Он поднялся, прошелся по комнате. При виде рукописей, которыми был завален стол, и груды выписок о маршале де Рэ, прозванном Синяя Борода, его лицо просветлело.
И все-таки, — радостно подумал он, — можно парить над временем и обрести счастье. Да! Забиться в прошлое, пережить далекую эпоху, не читать газет, забыть, что на свете существуют театры, — что может быть лучше! Синяя Борода занимает меня больше, чем лавочник с соседней улицы, чем все эти многочисленные статисты, занятые на главной сцене эпохи. И не лучшее ли воплощение этой эпохи — мальчишка-официант из кафе, который, наживаясь на свадьбах, изнасиловал дочь своего хозяина, «дуреху», как он ее называл!

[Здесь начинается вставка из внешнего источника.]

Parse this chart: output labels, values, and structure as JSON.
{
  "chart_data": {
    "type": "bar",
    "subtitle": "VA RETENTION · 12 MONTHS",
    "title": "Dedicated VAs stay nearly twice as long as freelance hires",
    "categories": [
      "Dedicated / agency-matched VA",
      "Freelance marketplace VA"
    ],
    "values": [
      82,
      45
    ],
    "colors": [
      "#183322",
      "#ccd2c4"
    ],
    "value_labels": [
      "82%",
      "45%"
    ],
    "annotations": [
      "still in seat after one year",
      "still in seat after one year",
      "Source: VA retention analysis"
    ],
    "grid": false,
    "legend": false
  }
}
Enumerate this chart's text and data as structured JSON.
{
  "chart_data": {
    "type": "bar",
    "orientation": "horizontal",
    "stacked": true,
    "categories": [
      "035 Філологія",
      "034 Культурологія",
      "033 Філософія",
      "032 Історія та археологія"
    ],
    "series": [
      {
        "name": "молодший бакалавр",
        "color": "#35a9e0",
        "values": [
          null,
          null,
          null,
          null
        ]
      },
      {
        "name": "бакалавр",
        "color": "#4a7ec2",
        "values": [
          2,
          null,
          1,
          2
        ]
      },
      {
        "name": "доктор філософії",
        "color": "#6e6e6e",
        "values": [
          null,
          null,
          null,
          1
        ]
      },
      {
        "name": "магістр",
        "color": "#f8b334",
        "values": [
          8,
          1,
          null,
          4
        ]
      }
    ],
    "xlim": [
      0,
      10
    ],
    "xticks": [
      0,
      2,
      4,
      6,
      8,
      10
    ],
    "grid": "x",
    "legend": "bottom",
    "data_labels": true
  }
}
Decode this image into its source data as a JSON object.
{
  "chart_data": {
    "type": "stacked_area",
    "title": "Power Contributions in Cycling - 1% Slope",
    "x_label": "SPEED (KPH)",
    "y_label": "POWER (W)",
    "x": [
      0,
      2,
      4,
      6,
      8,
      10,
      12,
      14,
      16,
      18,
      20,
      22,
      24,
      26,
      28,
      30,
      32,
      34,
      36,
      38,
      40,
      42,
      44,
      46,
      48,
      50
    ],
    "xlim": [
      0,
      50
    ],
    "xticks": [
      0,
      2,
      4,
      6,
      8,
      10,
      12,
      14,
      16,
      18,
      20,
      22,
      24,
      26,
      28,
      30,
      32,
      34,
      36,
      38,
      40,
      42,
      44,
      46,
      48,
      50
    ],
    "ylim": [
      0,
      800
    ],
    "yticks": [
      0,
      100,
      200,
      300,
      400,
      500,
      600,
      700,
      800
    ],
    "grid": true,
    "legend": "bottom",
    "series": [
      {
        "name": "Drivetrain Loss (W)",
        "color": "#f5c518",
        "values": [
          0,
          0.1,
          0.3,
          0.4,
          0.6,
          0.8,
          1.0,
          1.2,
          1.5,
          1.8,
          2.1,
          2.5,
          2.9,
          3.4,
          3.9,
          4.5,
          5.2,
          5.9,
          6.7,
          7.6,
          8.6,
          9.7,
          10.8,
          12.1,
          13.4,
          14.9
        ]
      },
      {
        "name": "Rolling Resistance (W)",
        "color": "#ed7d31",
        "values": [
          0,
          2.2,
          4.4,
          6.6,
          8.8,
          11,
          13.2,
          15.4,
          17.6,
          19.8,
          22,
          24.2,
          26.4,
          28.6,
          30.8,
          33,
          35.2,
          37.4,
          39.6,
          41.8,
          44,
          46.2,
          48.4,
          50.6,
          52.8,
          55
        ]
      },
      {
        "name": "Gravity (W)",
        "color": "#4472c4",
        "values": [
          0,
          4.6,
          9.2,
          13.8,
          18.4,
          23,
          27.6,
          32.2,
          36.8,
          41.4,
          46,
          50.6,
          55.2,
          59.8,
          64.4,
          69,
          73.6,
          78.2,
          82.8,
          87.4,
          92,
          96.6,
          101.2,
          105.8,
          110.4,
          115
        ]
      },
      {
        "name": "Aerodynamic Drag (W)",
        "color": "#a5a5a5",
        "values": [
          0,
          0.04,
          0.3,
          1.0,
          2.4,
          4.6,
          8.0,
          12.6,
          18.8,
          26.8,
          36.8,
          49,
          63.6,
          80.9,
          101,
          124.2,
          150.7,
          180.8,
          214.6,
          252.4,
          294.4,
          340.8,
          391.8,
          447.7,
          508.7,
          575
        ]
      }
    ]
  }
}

«Пора в постель», — он улыбнулся, заметив кота, который, будучи одарен от природы умением определять время суток, с беспокойством поглядывал на него, призывая не отклоняться от традиции и готовиться ко сну. Он взбил подушки, откинул покрывало; кот вспрыгнул на кровать и устроился в ногах. Он не спешил улечься и сидел, укрыв лапы пушистым хвостом, глядя на хозяина. И только когда тот стал засыпать, он принялся крутиться на месте, подготавливая себе уютное местечко для ночлега.
II
Прошло уже два года с тех пор, как Дюрталь перестал посещать литературные круги. Книги, газетные сплетни, воспоминания одних, мемуары других изо всех сил стараются изобразить литературный мир как епархию интеллекта, наиболее духовный слой общества. Можно и вправду поверить, что в литературных салонах воздух дрожит от остроумных перепалок, вспыхивающих подобно фейерверку. Дюрталь не мог понять, как родился этот миф, повторяемый с такой настойчивостью. По собственному опыту он знал, что литераторы или мелочные скряги, или хамоватые, распущенные негодяи.